Was die Sprachenfrage betrifft, sehen fast 13 Prozent der Einwohner von Transkarpatien Ungarisch als ihre Muttersprache. Von 95 Prozent der Ungarn in der Ukraine ist Ungarisch ihre Muttersprache. Die Hälfte der Ungarn in der Ukraine gibt an, dass sie fließend Ukrainisch beherrschen, und ein Drittel gibt an, dass sie fließend Russisch beherrschen.

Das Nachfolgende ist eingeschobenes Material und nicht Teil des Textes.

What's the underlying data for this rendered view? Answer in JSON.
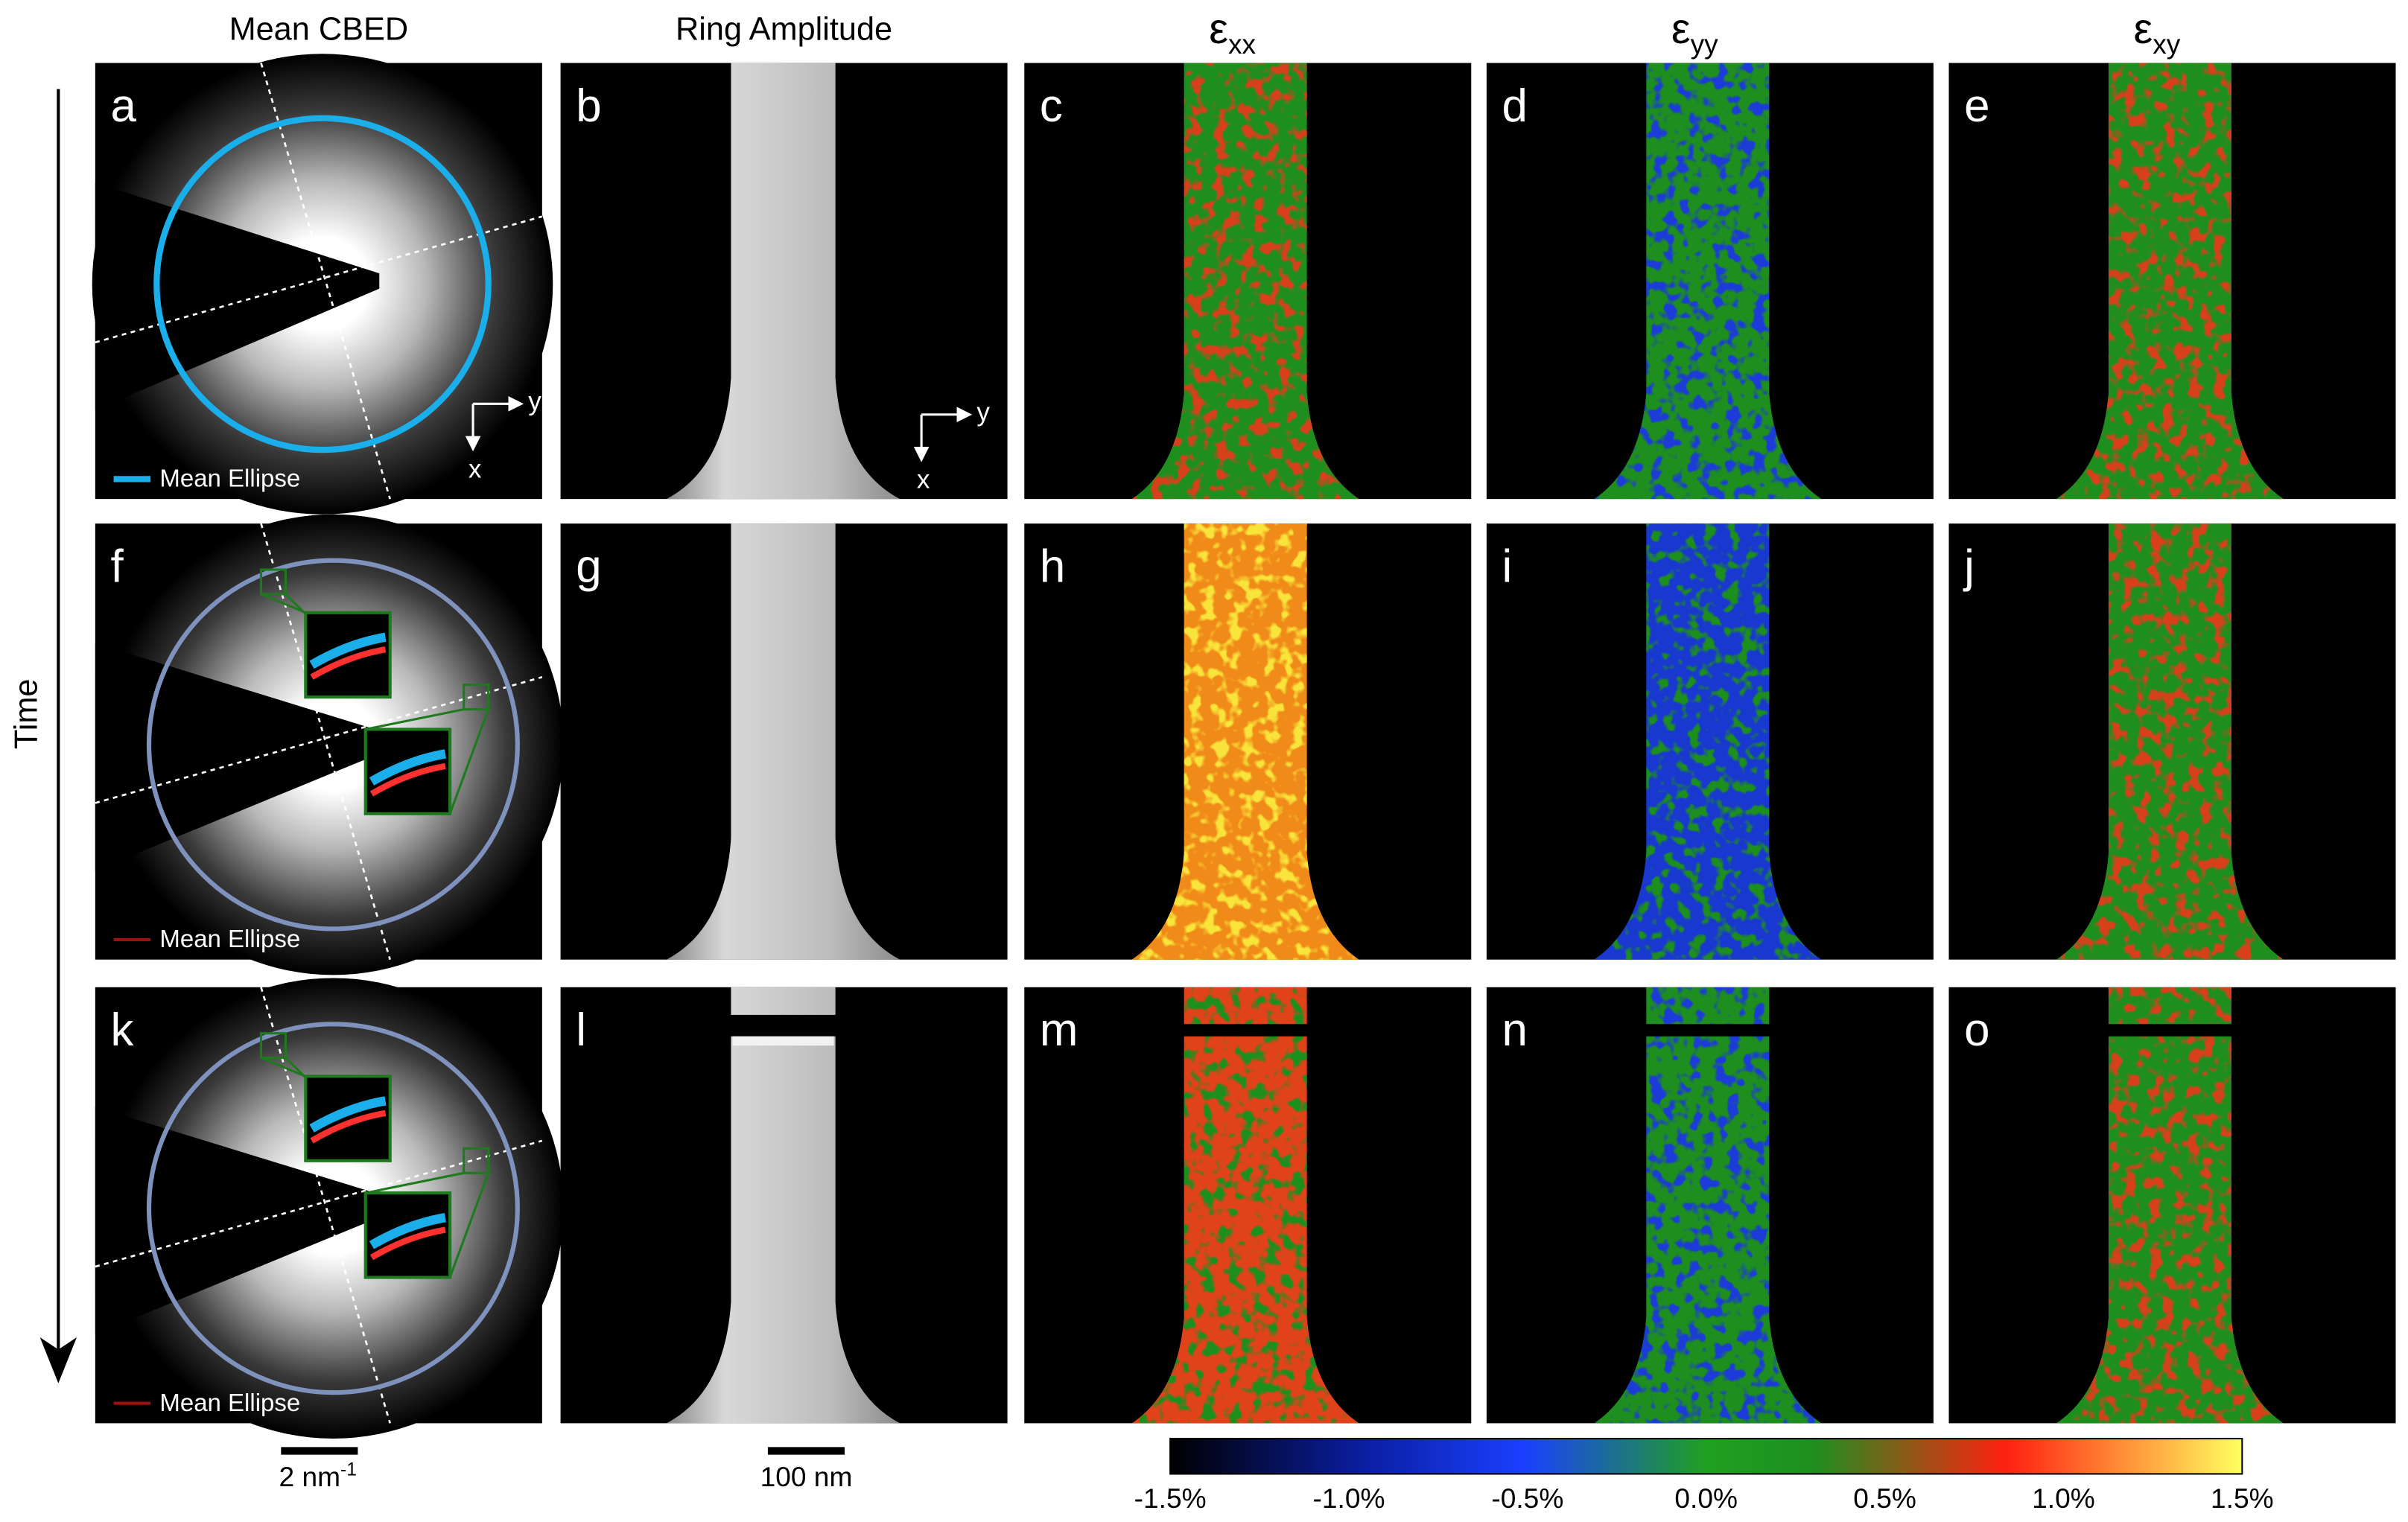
{
  "column_titles": [
    "Mean CBED",
    "Ring Amplitude"
  ],
  "strain_titles": [
    {
      "symbol": "ε",
      "subscript": "xx"
    },
    {
      "symbol": "ε",
      "subscript": "yy"
    },
    {
      "symbol": "ε",
      "subscript": "xy"
    }
  ],
  "time_label": "Time",
  "panels": [
    [
      "a",
      "b",
      "c",
      "d",
      "e"
    ],
    [
      "f",
      "g",
      "h",
      "i",
      "j"
    ],
    [
      "k",
      "l",
      "m",
      "n",
      "o"
    ]
  ],
  "legends": [
    "Mean Ellipse",
    "Mean Ellipse",
    "Mean Ellipse"
  ],
  "axis_labels": [
    {
      "y": "y",
      "x": "x"
    },
    {
      "y": "y",
      "x": "x"
    }
  ],
  "scale_bars": [
    {
      "text": "2 nm",
      "superscript": "-1"
    },
    {
      "text": "100 nm"
    }
  ],
  "colorbar": {
    "ticks": [
      "-1.5%",
      "-1.0%",
      "-0.5%",
      "0.0%",
      "0.5%",
      "1.0%",
      "1.5%"
    ]
  }
}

Erhalt der ungarischen Kultur in der Ukraine
Die Ungarn in der Ukraine entwickeln ihre Ausbildungsinfrastruktur sehr aktiv. Heute beinhaltet sie eine vollständige Vertikale von Vorschulinstitutionen bis zu Hochschulen. Mit Stand vom Lehrjahr 2008/2009 gab es in der Ukraine 99 Einrichtungen mit Ungarisch als Lehrsprache. An vier Hochschulen in Transkarpatien gibt es Gruppen mit ungarischer Unterrichtssprache. In Berehowe existiert das ungarische pädagogische Institut namens Ferenz II. Es gibt zwei ungarische ethnisch-politisch Parteien und über 20 verschiedene Gesellschaftsorganisationen. Zudem existieren ungarische Zeitungen und Zeitschriften: 88 Periodika sind registriert, die teilweise mit Mitteln aus dem Lokalbudget finanziert werden. Außerdem werden von Ungarn viele Bücher herausgegeben und es gibt das Berufstheater namens G. Illyés. Im staatlichen Radio und Fernsehen der Region von Transkarpatien gibt es eine ungarische Redaktion, wobei auch Sendungen in Ungarisch gesendet werden.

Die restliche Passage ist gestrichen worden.